A systematic review of 22 trials (13 case series, 8 prospective, nonrandomized studies, and one randomized controlled trial; 12,407 patients) conducted in Europe, Asia, and the Americas evaluated the likelihood of pregnancy with repeated use of precoital and postcoital hormonal contraception.1 Some trials used more than one dose or medication. Many had inadequate reporting of research methods. Results were reported using the Pearl Index (PI)—the number of pregnancies per 100 woman-years.
In 11 studies (2700 patients), women took 750 mcg of levonorgestrel from 24 hours before to 24 hours after intercourse for an average duration of 5 cycles or months. Coital frequency varied from 1 to 15 times per month. The PI ranged from 0 to 18.6, with a pooled PI of 5.4 (95% confidence interval [CI], 4.1-7.0). Three of the trials (915 patients), with research methods reported as good, had a pooled PI of 8.9 (95% CI, 5.1-14.4). No serious adverse effects were reported in 10 of the 11 studies, but menstrual irregularity was commonly observed. In one of the largest studies (1315 patients), only 3% of women discontinued treatment because of adverse effects.
Six other trials (5785 patients) of levonorgestrel taken at doses ranging from 150 mcg to 1 mg for a mean duration of 9.2 cycles reported PIs of 0 to 9. Breakthrough bleeding was the most common adverse event. When all 17 studies of levonorgestrel were combined, the PI was 4.9 (95% CI, 4.3-5.5). The remaining studies in the systematic review described medicines not commonly used for emergency contraception or not available in the United States.

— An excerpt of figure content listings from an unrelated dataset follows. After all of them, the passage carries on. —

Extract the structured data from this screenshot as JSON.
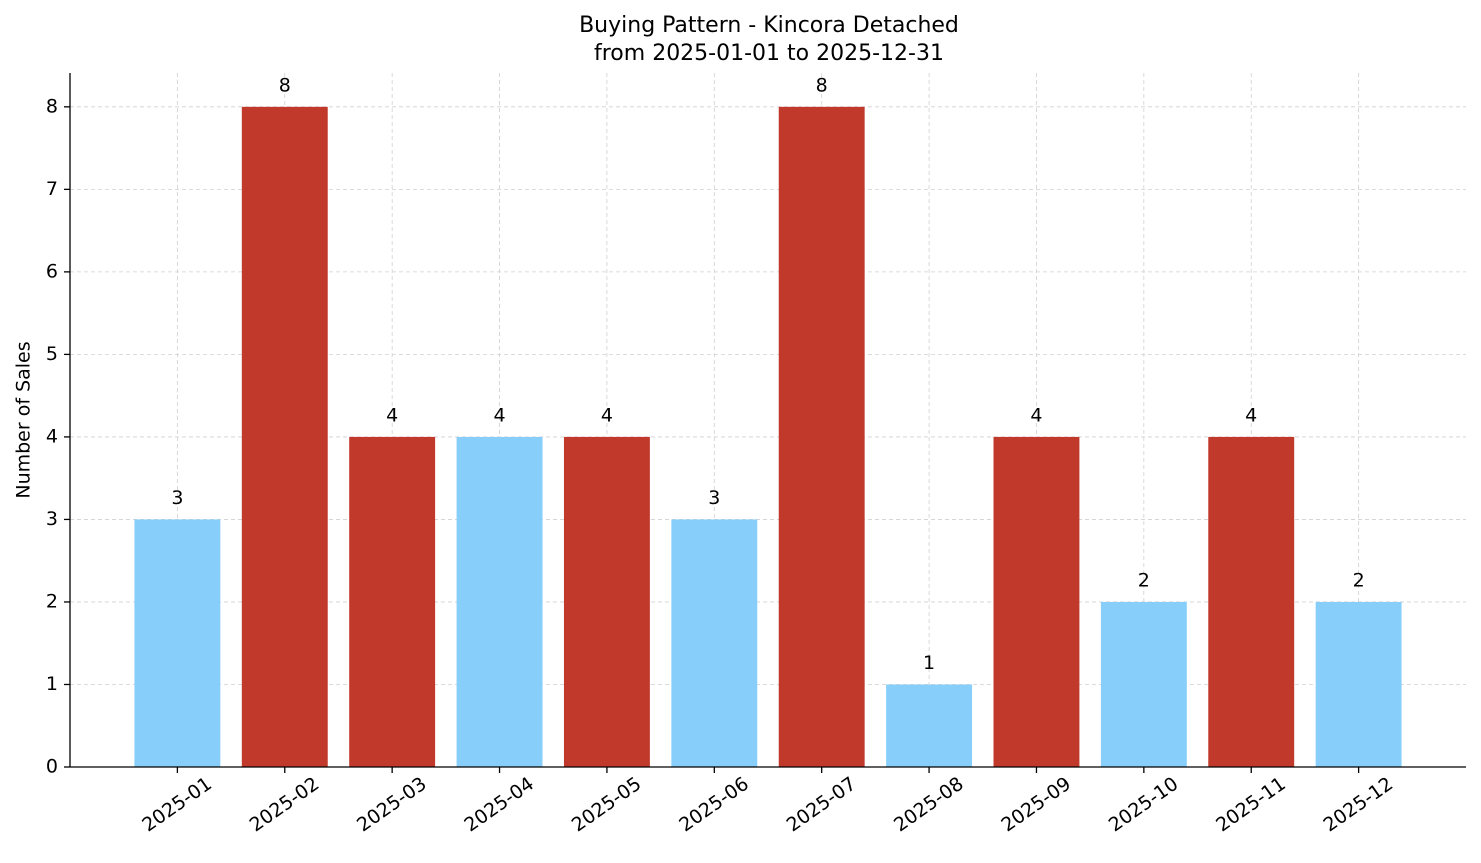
{
  "chart_data": {
    "type": "bar",
    "title": "Buying Pattern - Kincora Detached",
    "subtitle": "from 2025-01-01 to 2025-12-31",
    "y_label": "Number of Sales",
    "categories": [
      "2025-01",
      "2025-02",
      "2025-03",
      "2025-04",
      "2025-05",
      "2025-06",
      "2025-07",
      "2025-08",
      "2025-09",
      "2025-10",
      "2025-11",
      "2025-12"
    ],
    "values": [
      3,
      8,
      4,
      4,
      4,
      3,
      8,
      1,
      4,
      2,
      4,
      2
    ],
    "colors": [
      "#87cefa",
      "#c0392b",
      "#c0392b",
      "#87cefa",
      "#c0392b",
      "#87cefa",
      "#c0392b",
      "#87cefa",
      "#c0392b",
      "#87cefa",
      "#c0392b",
      "#87cefa"
    ],
    "ylim": [
      0,
      8.41
    ],
    "yticks": [
      0,
      1,
      2,
      3,
      4,
      5,
      6,
      7,
      8
    ],
    "grid": true
  }
}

Other reported adverse effects: Headache, nausea, abdominal pain
A prospective, open-label study enrolled 321 women 18 to 45 years of age from Asia, Europe, and South America to evaluate the safety and efficacy of levonorgestrel 1.5 mg taken before or within 24 hours of intercourse as the exclusive means of contraception.2 Women who were lactating or recently postpartum were excluded; condoms were permitted for women who had concerns about risk of sexually transmitted illness. Data analysis included estimates of perfect use (consistent and correct use of levonorgestrel only) and typical use (use of other contraceptive methods in addition to levonorgestrel).
At baseline, weight, blood pressure, and hemoglobin were documented, and follow-up visits occurred at 2.5, 4.5, and 6.5 months. Pregnancy tests, blood pressure, and adverse effects were assessed at each visit; weight and hemoglobin were evaluated at the final visit. The primary outcome measure was the PI in women younger than 35 years who used only levonorgestrel for contraception.
In women younger than 35 years (208 patients), the PI was 11 (95% CI, 5.7-13.1) with perfect use and 10.3 (95% CI, 5.4-19.9) with typical use. In all ages 18 to 45 years, the PI was 7.1 (95% CI, 3.8-13.1) for typical use and 7.5 (95% CI, 4-13.9) for perfect use. Most women took 4 to 6 doses per month.
The most commonly reported adverse effects were headache (29%), nausea or abdominal pain (16%), influenza (11%), and acne or candidiasis (8%). Bleeding patterns varied with a tendency toward longer bleeding initially and lighter menstrual periods and less anemia in some patients at the end of the study.